Ахаха)) ahaha))) There is a joke about a restaurant guest amd a waiter. The guest,being angry with the coffee quality,asks the waiter - what is this stuff,coffee or tea? The latter says- You don't see the difference? So why worrying whether it is tea or coffee?#))
I noticed that also...left me a little Confused sincei don't know what Borsh is. Lol
[Native Rus Speaker] I can't understand why you write borsch instead borsh. Sch means Щ only in Deutsch, doesn't it? Maybe it's because of relationship of Rus and Deu, because of it all Russians say Г instead Х in the beginnings of the words: Houdini - Гудини, Hitler - Гитлер, Harlem - Гарлем etc.
German sch and English sh are more like Russian ш than щ, as I understand it. It's actually common to transliterate щ as shch (which in German would be schtsch, but I don't know if they ever do that), and sch is sort of an abbreviated form of shch.
That is actually wrong. English "sh" sound is much closer to Russian "Щ" than to Russian "Ш". Meantime English does not really have an analogue of Russian "Ш"; you can read a long discussion of this issue in this thread.
In fact, the only significant difference between English sh and Russian щ is that Russian щ is a long consonant (while e.g. Russian ш is not). So my guess is that the English transliteration of "борщ" piles up all those consonants to indicate the long nature of щ. Otherwise "borsh" would do just fine, and there is definitely no "t" sound in that word in Russian (I've seen it spelt as "borscht").
We write it Гарри Поттер. And Harry is special name, if Harry is British - Гарри, if American - Гэри/Гэрри
And you do realise that Harry & Gary (e.g. Gary Oldman) are actually two different names in English, right? And while Harrison is a name, garrison is a word meaning "гарнизон". I could never get over this particular piece of transliteration idiocy in Russian...
G for H does seem a bit odd, given that Russian has Х - and the translators used it for Sherlock Hhholmes and Mrs Hhhudson in https://en.wikipedia.org/wiki/The_Adventures_of_Sherlock_Holmes_and_Dr._Watson. But there are quite a few of these to get used to - my Russian wife confirms that Э really does get Russian speakers closer to the English pronunciation of Andrew than А would.
How would I phrase "Is this coffee?" compared to "This is coffee". Is it just tone of voice?
You can either use the tone, or you can rephrase - Кофе ли это?
Notice thought, that such question wouldn't work for the assignment. If you say Кофе ли это или борщ? , it would sound theatrical.
I translated борщ as beetroot soup because that's what I learned in a Russian grammar book, but duo says that's wrong. Shouldn't that answer be accepted? Reported on 1/10/16
It is beetroot soup,sure,but there is another one,made of beetroot,named svekolnik (beetroot is свёкла - svyokla),which quite differs being light summer soup served cold. So, борщ is not simply beetroot,it's The Borschhhhhh)))
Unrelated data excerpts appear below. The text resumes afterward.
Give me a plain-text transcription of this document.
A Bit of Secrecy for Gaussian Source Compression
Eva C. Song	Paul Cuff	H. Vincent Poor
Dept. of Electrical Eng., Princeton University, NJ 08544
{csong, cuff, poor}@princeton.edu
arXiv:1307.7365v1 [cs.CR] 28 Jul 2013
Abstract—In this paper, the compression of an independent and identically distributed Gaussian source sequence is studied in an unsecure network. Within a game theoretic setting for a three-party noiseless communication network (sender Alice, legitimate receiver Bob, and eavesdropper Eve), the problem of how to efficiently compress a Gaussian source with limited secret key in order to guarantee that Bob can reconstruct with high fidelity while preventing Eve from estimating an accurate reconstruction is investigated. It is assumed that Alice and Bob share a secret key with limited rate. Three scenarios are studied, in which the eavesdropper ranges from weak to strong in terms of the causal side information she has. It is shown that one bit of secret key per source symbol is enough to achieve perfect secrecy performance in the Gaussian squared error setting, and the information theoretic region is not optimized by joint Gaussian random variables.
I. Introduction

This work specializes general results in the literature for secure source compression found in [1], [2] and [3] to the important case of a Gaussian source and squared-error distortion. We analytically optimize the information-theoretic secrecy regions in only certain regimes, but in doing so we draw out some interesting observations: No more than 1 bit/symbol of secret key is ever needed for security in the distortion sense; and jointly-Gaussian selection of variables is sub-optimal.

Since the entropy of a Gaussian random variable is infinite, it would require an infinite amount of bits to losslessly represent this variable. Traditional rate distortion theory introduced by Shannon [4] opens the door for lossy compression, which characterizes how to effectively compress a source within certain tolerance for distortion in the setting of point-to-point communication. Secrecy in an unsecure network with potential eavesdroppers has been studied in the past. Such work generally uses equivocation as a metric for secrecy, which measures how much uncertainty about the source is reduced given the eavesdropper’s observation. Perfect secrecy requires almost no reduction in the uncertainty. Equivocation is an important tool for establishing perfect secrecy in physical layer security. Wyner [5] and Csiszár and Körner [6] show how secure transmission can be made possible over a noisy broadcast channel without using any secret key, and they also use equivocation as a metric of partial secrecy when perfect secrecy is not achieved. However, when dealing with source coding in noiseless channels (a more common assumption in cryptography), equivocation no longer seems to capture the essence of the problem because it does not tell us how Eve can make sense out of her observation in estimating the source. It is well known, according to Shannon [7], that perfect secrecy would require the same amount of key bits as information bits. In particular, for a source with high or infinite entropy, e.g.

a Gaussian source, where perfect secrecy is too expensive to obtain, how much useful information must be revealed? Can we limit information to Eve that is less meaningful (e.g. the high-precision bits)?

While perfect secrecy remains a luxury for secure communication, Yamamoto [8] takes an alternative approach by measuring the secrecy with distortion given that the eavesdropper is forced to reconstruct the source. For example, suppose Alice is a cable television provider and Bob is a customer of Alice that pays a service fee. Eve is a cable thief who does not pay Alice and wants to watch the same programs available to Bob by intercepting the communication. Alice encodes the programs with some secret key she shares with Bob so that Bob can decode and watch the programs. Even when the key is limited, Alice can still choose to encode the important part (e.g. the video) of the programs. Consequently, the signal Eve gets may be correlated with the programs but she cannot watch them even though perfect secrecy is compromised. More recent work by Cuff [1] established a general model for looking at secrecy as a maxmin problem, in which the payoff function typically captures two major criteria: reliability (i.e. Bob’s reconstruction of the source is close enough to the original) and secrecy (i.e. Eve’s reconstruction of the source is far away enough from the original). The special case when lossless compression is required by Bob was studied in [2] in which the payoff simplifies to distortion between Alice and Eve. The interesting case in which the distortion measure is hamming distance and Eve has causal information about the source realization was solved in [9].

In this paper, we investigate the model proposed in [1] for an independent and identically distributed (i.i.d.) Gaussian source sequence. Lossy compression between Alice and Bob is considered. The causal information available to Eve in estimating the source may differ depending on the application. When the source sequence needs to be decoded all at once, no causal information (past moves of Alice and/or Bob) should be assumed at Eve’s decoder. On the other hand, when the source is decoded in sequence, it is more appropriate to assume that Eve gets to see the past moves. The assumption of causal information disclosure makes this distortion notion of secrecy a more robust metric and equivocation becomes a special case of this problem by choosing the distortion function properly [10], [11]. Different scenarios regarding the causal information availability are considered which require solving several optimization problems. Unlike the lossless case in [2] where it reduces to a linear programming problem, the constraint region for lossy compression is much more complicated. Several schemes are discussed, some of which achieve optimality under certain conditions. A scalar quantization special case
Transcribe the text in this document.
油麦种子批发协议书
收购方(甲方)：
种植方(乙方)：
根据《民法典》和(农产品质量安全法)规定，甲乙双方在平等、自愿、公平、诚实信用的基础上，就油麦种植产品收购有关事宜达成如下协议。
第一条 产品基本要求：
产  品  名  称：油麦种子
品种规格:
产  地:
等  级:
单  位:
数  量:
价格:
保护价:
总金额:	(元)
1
There is actually also a hot svekolnik, unlike borsch it has only beetroot and maybe potatoes but no other vegetables and no tomato paste for sure.
It is possible to make борщ without beetroot. Sometimes I make it with tomato paste instead. Though I know some peole would argue that it's not a real борщ.
Some people? Борщ without (red) beetroot is щи, not борщ. Some people might still call it борщ, but I would bet the same people would refer to the sludge brewed from acorns as coffee (according to my grandmother, this is what they did in the lean years after the second world war). I can see how the original question ("Это кофе или борщ?") might actually sound meaningful to those people ;-)
While apparently the Wikipedea agrees with you: https://tinyurl.com/ycrq7agl, it would never occur to me to call the sorrel-based soup as "зелёный борщ" -- only as "зелёныe щи". And it's actually one of my favourite soups, so this would definitely not be due to the lack of familiarity. So I wonder if this is regional: for me, the all-encompassing word is "щи" while "борщ" is strictly beetroot-based.
Certainly not in St. Petersburg, and I very much doubt anywhere else. Soup is суп, so there is no particular need to "shorten" this word.